Distribution Fitting — hanaml.DistributionFit • hana.ml.r

hanaml.DistributionFit is a R wrapper for SAP HANA PAL Distribution Fitting

hanaml.DistributionFit(
  data,
  distr.type,
  optimal.method = NULL,
  censored = FALSE
)

Arguments

data

DataFrame
DataFrame containting the data.

distr.type

{"exp", "gamma", "normal", "poisson", "uniform", "weibull"}
choose the probability distribution from:

"exp" : Exponential distribution.
"gamma": Gamma distribution.
"normal": Normal distribution.
"poisson": Poisson distribution.
"uniform": Uniform distribution.
"weibull": Weibull distribution.

optimal.method

{"maximum.likelihood", "median.rank"}, optional
Specifies the estimation method.

"maximum.likelihood" : use maximum likelihood
"median.rank": median rank (Valid only when distr.type is "weibull")

. Defaults to "maximum.likelihood".

censored

logical, optional
Specify if the data is censored of not.

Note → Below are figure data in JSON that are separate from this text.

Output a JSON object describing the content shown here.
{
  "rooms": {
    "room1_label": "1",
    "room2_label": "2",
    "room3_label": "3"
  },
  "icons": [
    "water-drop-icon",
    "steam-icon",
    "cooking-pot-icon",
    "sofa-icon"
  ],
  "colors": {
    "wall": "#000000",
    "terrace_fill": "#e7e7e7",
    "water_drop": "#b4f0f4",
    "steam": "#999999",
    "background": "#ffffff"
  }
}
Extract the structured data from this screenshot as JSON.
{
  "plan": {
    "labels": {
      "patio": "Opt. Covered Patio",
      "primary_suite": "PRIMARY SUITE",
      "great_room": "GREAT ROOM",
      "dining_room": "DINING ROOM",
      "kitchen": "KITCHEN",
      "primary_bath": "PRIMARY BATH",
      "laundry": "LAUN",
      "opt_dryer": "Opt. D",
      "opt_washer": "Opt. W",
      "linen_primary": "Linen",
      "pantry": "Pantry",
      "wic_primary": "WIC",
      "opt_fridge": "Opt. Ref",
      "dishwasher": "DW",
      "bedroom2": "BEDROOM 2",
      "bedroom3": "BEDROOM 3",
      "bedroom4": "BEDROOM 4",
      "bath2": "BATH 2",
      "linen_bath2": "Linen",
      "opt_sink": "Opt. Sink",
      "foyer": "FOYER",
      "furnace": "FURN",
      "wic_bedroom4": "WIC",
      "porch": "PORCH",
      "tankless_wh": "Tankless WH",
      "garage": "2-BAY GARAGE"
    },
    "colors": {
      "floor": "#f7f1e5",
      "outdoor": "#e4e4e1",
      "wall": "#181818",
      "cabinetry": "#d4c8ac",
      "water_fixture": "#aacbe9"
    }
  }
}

TRUE only valid when distr.type is "weibull".
Defaults to FALSE.

Value

Returns a list of DataFrames:

DataFrame
The estimated parameter values.
- NAME: name of distribution parameters.
- VALUE: corresponding value.
DataFrame
Statistics
- STAT_NAME: name of statistics.
- STAT_VALUE: Value of statistics.

Details

This algorithm adapts the parameters of the chosen probability distribution in a way, s.t. the resulting distribution fits the data. PAL support distribution fitting with Normal, Gamma, Weibull, Exponential, Poisson, and Uniform distribution.

Examples

Input DataFrame data:


> data$Head(5)$Collect()
   X
1 71
2 83
3 92
4 104
5 120

Call the function:


> result <- hanaml.DistributionFit(data=data,
                                   distr.type="weibull",
                                   optimal.method="maximum.likelihood")

Results:


> result[[1]]$Collect()
               NAME  VALUE
1 DISTRIBUTIONNAME WEIBULL
2            SCALE   244.4
3            SHAPE 2.06698
> result[[2]]$Collect()
      STAT_NAME STAT_VALUE
1 LOGLIKELIHOOD  -115.1138